The entire period of time that the nation was lacking a Vice President during the Nixon Presidency lasted two weeks, so if in present political climate Pence was impeached and convicted before Trump, Trump could easily nominate Pence's sucessor, especially if said successor was backed by the Republican majority (incidentally, Pence was in the Senate prior to becoming VP, so it would be rather difficult to get his many close collegues to vote against him in sufficient number to convict. Although you wouldn't know it, most of the legislature, especially the Senate, act like the sheep dog and the coyote from that Looney Tunes cartoon. They are vicious enemies, but only while "on the clock" as it so war, and many long term Republicans and Democrats are good friends when not in the public eye. Lest the voter see them being friendly!).

Additiionally, per constitution, if someone is 3rd in line or below assumes the office of President, they are legally only "Acting President" and while they have full force of the office, politically the term notes that they do not have the political mandate of office and they may be greatly limited by the people. And if the office is assumed by a Legislative member, they must be willing to vacate their seat in Congress as part of the assumption of office, and will serve until the end of the term (right now, there's less than a year before the election, and 13 months before the next term begins... the Speaker of the House rarely will have a political future after leaving that office in this manner as typically to get to that position, one has to have been re-elected by their district over the course of several elections... which means they are typically in very safe districts and often on a far aligned spectrum of their party's ideologies. To my knowledge, I do not know of any one getting elected president after serving as Speaker (and the founders viewed the Speaker as the most important political role in the nation, though clearly that didn't happen.).

One interesting aside more: The hypothetical impeachment of the Vice President actually opens up a major constitutional crisis because while the Constitution does say the judge of the Senate trial must be the Chief Justice of the Supreme Court, it's rather mum on the judge for everyone else.
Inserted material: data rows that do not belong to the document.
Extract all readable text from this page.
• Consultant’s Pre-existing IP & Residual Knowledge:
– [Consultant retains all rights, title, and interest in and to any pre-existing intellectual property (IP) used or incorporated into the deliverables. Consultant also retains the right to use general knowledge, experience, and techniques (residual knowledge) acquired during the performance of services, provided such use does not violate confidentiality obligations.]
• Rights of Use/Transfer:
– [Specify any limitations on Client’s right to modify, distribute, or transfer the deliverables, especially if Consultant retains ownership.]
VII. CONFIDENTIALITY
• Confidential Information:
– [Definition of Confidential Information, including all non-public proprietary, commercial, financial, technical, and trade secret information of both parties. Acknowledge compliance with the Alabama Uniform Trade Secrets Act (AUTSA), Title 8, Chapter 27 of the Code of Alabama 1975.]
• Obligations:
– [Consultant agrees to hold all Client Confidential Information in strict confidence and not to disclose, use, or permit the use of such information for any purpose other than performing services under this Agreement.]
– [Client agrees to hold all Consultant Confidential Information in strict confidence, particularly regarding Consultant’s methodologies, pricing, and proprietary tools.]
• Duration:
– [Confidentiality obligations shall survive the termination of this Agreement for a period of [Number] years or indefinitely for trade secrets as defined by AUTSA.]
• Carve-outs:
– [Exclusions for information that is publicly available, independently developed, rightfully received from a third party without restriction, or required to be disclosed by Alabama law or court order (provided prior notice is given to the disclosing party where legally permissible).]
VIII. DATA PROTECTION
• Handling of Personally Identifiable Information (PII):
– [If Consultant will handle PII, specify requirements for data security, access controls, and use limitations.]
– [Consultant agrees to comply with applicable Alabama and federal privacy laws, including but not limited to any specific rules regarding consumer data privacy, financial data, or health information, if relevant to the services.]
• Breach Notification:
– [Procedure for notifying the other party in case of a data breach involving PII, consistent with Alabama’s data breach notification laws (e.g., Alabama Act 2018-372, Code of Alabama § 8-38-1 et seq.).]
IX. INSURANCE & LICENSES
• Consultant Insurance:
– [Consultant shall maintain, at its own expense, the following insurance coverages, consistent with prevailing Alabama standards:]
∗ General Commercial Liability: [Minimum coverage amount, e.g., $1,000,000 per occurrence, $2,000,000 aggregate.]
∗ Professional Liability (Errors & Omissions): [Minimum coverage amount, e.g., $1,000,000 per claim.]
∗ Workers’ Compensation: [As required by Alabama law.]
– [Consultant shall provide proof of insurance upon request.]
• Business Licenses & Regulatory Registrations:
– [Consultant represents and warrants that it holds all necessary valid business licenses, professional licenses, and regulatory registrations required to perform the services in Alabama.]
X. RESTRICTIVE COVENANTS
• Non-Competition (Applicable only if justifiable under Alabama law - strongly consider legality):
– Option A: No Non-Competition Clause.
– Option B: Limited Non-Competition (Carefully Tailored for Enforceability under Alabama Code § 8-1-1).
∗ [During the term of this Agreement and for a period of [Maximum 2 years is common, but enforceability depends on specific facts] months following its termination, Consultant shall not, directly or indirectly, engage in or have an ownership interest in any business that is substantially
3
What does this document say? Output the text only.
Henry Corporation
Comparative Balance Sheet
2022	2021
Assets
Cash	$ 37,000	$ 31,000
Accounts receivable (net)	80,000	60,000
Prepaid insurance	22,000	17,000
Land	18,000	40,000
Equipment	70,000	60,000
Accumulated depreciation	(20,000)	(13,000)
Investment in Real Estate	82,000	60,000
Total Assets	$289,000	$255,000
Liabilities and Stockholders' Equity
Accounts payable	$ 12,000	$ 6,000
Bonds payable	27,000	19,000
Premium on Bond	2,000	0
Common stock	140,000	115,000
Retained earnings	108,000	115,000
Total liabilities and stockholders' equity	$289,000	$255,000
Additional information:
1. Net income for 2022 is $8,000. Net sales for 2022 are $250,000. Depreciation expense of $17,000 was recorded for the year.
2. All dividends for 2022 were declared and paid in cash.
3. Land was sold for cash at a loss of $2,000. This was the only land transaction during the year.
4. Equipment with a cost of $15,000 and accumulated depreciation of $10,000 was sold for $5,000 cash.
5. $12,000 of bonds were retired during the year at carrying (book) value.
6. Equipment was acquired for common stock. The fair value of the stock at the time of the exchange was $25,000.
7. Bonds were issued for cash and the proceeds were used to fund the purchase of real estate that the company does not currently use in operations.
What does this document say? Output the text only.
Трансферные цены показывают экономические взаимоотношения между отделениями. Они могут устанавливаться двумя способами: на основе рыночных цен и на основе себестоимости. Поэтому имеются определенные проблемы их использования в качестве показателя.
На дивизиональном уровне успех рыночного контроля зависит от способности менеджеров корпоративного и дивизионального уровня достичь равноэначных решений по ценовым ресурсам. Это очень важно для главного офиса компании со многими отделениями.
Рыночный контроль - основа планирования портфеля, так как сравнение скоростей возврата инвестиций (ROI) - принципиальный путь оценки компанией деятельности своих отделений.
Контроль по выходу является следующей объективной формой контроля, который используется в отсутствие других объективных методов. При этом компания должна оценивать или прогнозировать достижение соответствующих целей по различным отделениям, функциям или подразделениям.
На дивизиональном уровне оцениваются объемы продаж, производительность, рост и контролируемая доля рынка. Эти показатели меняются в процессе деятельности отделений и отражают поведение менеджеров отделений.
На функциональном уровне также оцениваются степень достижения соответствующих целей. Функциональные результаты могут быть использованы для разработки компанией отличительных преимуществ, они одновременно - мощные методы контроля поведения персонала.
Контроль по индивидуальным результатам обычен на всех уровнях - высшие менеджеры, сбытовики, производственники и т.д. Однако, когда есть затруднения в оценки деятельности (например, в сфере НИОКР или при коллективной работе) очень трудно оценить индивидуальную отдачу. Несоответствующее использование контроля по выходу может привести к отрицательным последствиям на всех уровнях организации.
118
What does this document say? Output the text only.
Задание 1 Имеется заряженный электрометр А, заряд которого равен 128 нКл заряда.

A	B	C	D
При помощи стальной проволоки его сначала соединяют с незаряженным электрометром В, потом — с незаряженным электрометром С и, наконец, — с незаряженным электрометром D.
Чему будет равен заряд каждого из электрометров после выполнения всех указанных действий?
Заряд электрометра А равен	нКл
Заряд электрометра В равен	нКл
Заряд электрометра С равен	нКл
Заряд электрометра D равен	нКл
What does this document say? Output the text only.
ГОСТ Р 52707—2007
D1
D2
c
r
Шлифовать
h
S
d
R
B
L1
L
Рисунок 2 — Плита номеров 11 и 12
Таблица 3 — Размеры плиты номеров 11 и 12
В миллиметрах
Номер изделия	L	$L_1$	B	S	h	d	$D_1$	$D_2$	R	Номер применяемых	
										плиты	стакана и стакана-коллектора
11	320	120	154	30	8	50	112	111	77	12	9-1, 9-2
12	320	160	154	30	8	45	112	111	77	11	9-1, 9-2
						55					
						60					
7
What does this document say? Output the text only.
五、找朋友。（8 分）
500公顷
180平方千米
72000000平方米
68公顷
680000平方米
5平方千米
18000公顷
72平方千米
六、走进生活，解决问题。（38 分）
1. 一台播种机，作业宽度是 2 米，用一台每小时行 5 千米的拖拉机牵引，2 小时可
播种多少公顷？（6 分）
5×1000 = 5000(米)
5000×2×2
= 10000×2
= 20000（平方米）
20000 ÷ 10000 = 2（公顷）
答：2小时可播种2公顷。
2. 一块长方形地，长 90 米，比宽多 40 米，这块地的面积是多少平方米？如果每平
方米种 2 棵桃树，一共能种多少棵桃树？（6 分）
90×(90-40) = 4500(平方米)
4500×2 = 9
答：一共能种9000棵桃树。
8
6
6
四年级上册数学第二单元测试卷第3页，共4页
This hasn't been a problem so far as most impeachments... but this is one of the few constitutional duties the Vice President does have (though for lesser Impeachments, it's normally the Senate Pro Tempore... who's always of the Vice President's Party and is really acting as President of the Senate when the Vice President can't actually sit in the chair himself (which is often). So the crisis is generally "Who is the Judge for the Veep's Impeachment Trial?" which has no legal answer as of yet because U.S. courts are constitutionally banned from hearing hypothetical cases. The running bust guess is that it would be the Chief Justice, like the President, but we don't know until it actually happens.